NON-POLARIZED EXPRESSION OF BASAL-CELL ADHESION MOLECULE B-CAM IN EPITHELIAL OVARIAN CANCERS

Abstract

The basal cell adhesion molecule (B-CAM) is a M(r) 90,000 cell surface glycoprotein identified by two monoclonal antibodies (mAbs), F8 and G253, raised against human tumor cells. Cloning and sequence analysis of a B-CAM cDNA has revealed a characteristic immunoglobulin domain structure of the B-CAM polypeptide, most closely related to MUC18, a cell surface protein of invasive human melanomas. The pattern of B-CAM expression in cultured cells suggests that the molecule is associated with a substrate-adherent growth pattern in some lineages. Moreover, B-CAM expression is upregulated following malignant transformation in some cell types. In the present study, we have used immunohistochemical methods to examine S-CAM expression in normal and neoplastic tissues, including over 200 tumors of diverse histological type. B-CAM was detected in several normal tissues, including polarized expression in several epithelia and expression in vascular endothelium and smooth muscle. Among the tumors tested, B-CAM was found most uniformly and with a non-polarized pattern in epithelial cancers of the ovary (27 of 31 tumors B-CAM-positive), By contrast, only small subsets of epithelial cancers of other organs, including some neuroendocrine, breast, and lung carcinomas, showed uniform or polarized B-CAM expression.

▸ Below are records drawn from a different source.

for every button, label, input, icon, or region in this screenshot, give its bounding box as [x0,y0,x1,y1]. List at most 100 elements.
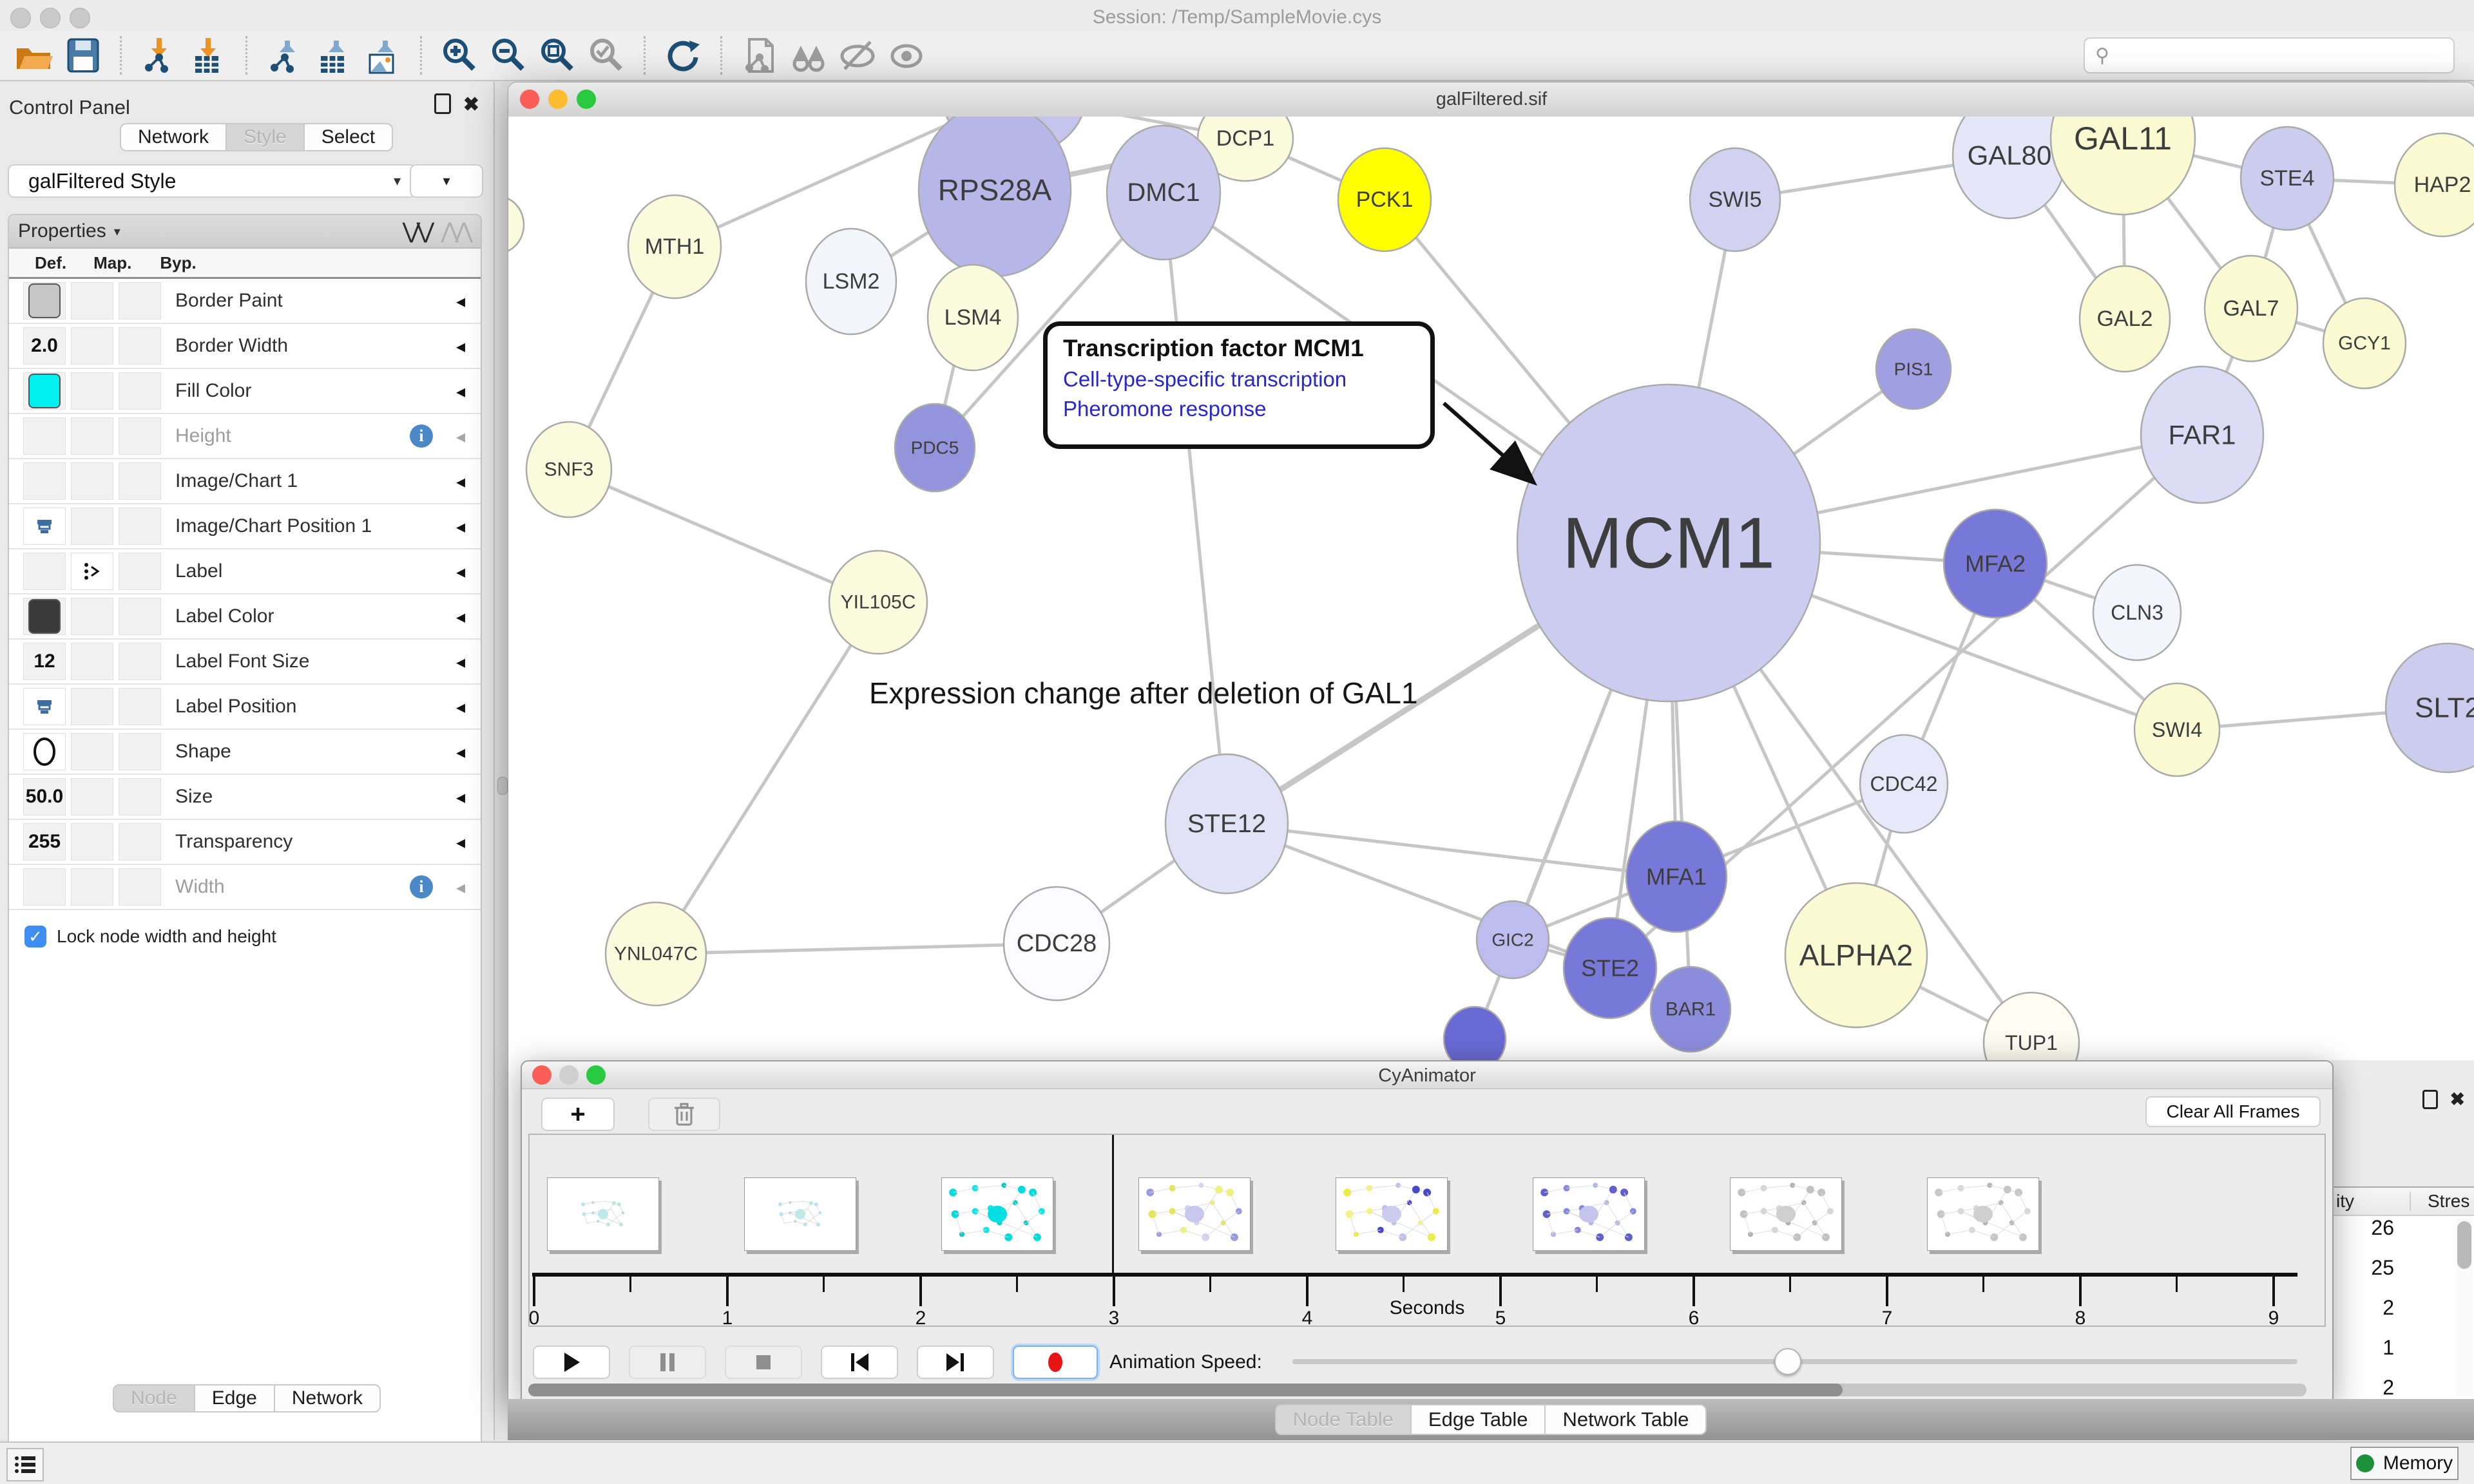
bypass-cell[interactable] [119,643,161,680]
frame-thumbnail-7[interactable] [1927,1177,2039,1251]
zoom-selected-icon[interactable] [586,35,626,75]
export-network-icon[interactable] [265,35,305,75]
results-scrollbar[interactable] [2456,1219,2473,1396]
zoom-fit-icon[interactable] [537,35,577,75]
property-row-fill-color[interactable]: Fill Color ◂ [9,369,481,414]
tab-network[interactable]: Network [120,123,226,151]
bypass-cell[interactable] [119,553,161,590]
node-BAR1[interactable] [1649,966,1732,1053]
expand-row-icon[interactable]: ◂ [455,786,465,807]
style-selector[interactable]: galFiltered Style ▾ [8,164,416,198]
mapping-cell[interactable] [71,372,113,410]
collapse-all-icon[interactable]: ⋀⋀ [441,219,473,243]
mapping-cell[interactable] [71,553,113,590]
bypass-cell[interactable] [119,372,161,410]
refresh-layout-icon[interactable] [663,35,703,75]
tab-node[interactable]: Node [113,1384,194,1413]
info-icon[interactable]: i [410,875,433,899]
close-panel-icon[interactable]: ✖ [463,94,479,115]
import-table-icon[interactable] [188,35,228,75]
default-value-cell[interactable]: 2.0 [23,327,66,365]
node-GAL2[interactable] [2078,265,2171,373]
stop-button[interactable] [725,1346,802,1379]
show-all-icon[interactable] [887,35,926,75]
annotation-link[interactable]: Pheromone response [1063,397,1267,421]
network-window-titlebar[interactable]: galFiltered.sif [508,82,2474,117]
node-GIC2[interactable] [1475,900,1550,980]
lock-node-size-checkbox[interactable]: ✓ [24,926,46,947]
expand-row-icon[interactable]: ◂ [455,336,465,356]
property-row-border-paint[interactable]: Border Paint ◂ [9,279,481,324]
node-STE12[interactable] [1164,753,1289,895]
node-PDC5[interactable] [894,403,976,493]
tab-network[interactable]: Network [273,1384,381,1413]
mapping-cell[interactable] [71,417,113,455]
play-button[interactable] [533,1346,610,1379]
info-icon[interactable]: i [410,424,433,448]
close-panel-icon[interactable]: ✖ [2450,1089,2465,1109]
default-value-cell[interactable] [23,598,66,635]
tab-style[interactable]: Style [225,123,303,151]
node-SLT2[interactable] [2384,642,2474,774]
property-row-border-width[interactable]: 2.0 Border Width ◂ [9,324,481,369]
node-MFA2[interactable] [1942,508,2048,619]
default-value-cell[interactable] [23,417,66,455]
bypass-cell[interactable] [119,868,161,906]
delete-frame-button[interactable] [648,1098,720,1131]
window-zoom-icon[interactable] [586,1065,606,1085]
results-table-header[interactable]: ity Stres [2332,1188,2474,1216]
tab-node-table[interactable]: Node Table [1274,1404,1410,1435]
hide-selected-icon[interactable] [838,35,877,75]
copy-document-icon[interactable] [740,35,780,75]
app-close-icon[interactable] [10,8,31,28]
window-zoom-icon[interactable] [577,90,596,109]
default-value-cell[interactable] [23,372,66,410]
mapping-cell[interactable] [71,327,113,365]
bypass-cell[interactable] [119,733,161,770]
app-zoom-icon[interactable] [70,8,90,28]
results-cell[interactable]: 1 [2383,1336,2394,1359]
bypass-cell[interactable] [119,778,161,815]
default-value-cell[interactable]: 255 [23,823,66,861]
node-MTH1[interactable] [627,194,722,300]
timeline-horizontal-scrollbar[interactable] [528,1384,2306,1396]
export-image-icon[interactable] [363,35,403,75]
timeline-playhead[interactable] [1112,1135,1114,1277]
property-row-image-chart-1[interactable]: Image/Chart 1 ◂ [9,459,481,504]
frame-thumbnail-0[interactable] [547,1177,659,1251]
expand-row-icon[interactable]: ◂ [455,561,465,582]
expand-row-icon[interactable]: ◂ [455,290,465,311]
property-row-transparency[interactable]: 255 Transparency ◂ [9,820,481,865]
timeline[interactable]: 0 1 2 3 4 5 6 7 8 9 Seconds [528,1134,2326,1327]
bypass-cell[interactable] [119,688,161,725]
properties-header[interactable]: Properties ▾ ⋁⋁ ⋀⋀ [9,215,481,249]
node-CDC28[interactable] [1002,886,1111,1002]
cyanimator-titlebar[interactable]: CyAnimator [522,1061,2332,1089]
mapping-cell[interactable] [71,462,113,500]
results-cell[interactable]: 25 [2371,1256,2394,1279]
edge-STE12-MFA1[interactable] [1226,822,1677,879]
frame-thumbnail-6[interactable] [1730,1177,1842,1251]
annotation-link[interactable]: Cell-type-specific transcription [1063,367,1347,391]
first-neighbors-icon[interactable] [789,35,829,75]
default-value-cell[interactable] [23,508,66,545]
mapping-cell[interactable] [71,868,113,906]
style-options-button[interactable]: ▾ [410,164,483,198]
node-HAP2[interactable] [2393,132,2474,238]
mapping-cell[interactable] [71,598,113,635]
property-row-shape[interactable]: Shape ◂ [9,730,481,775]
mapping-cell[interactable] [71,282,113,319]
results-cell[interactable]: 26 [2371,1216,2394,1239]
property-row-height[interactable]: Height i ◂ [9,414,481,459]
node-PCK1[interactable] [1337,147,1432,252]
clear-all-frames-button[interactable]: Clear All Frames [2145,1096,2321,1127]
node-SNF3[interactable] [525,421,613,518]
node-YIL105C[interactable] [828,549,928,655]
node-STE4[interactable] [2239,126,2335,231]
expand-row-icon[interactable]: ◂ [455,877,465,897]
node-GCY1[interactable] [2322,297,2407,390]
window-minimize-icon[interactable] [548,90,568,109]
app-minimize-icon[interactable] [40,8,61,28]
node-ALPHA2[interactable] [1784,882,1928,1029]
expand-row-icon[interactable]: ◂ [455,651,465,672]
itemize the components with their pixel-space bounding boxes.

Most non-ovarian carcinomas, lymphomas, sarcomas, and neuroectodermal tumors tested were B-CAM-negative. Immunoprecipitation studies with ovarian carcinoma cell lines showed that B-CAM in these cells is a M, 90,000 glycoprotein, composed of M(r) 65,000-75,000 polypeptides with abundant, N-linked carbohydrate side chains. These findings identify B-CAM as a characteristic cell surface protein of epithelial ovarian cancers. The availability of B-CAM-specific mAbs and cDNAs may help identify the role of B-CAM in normal endothelial and epithelial cells and ovarian cancers.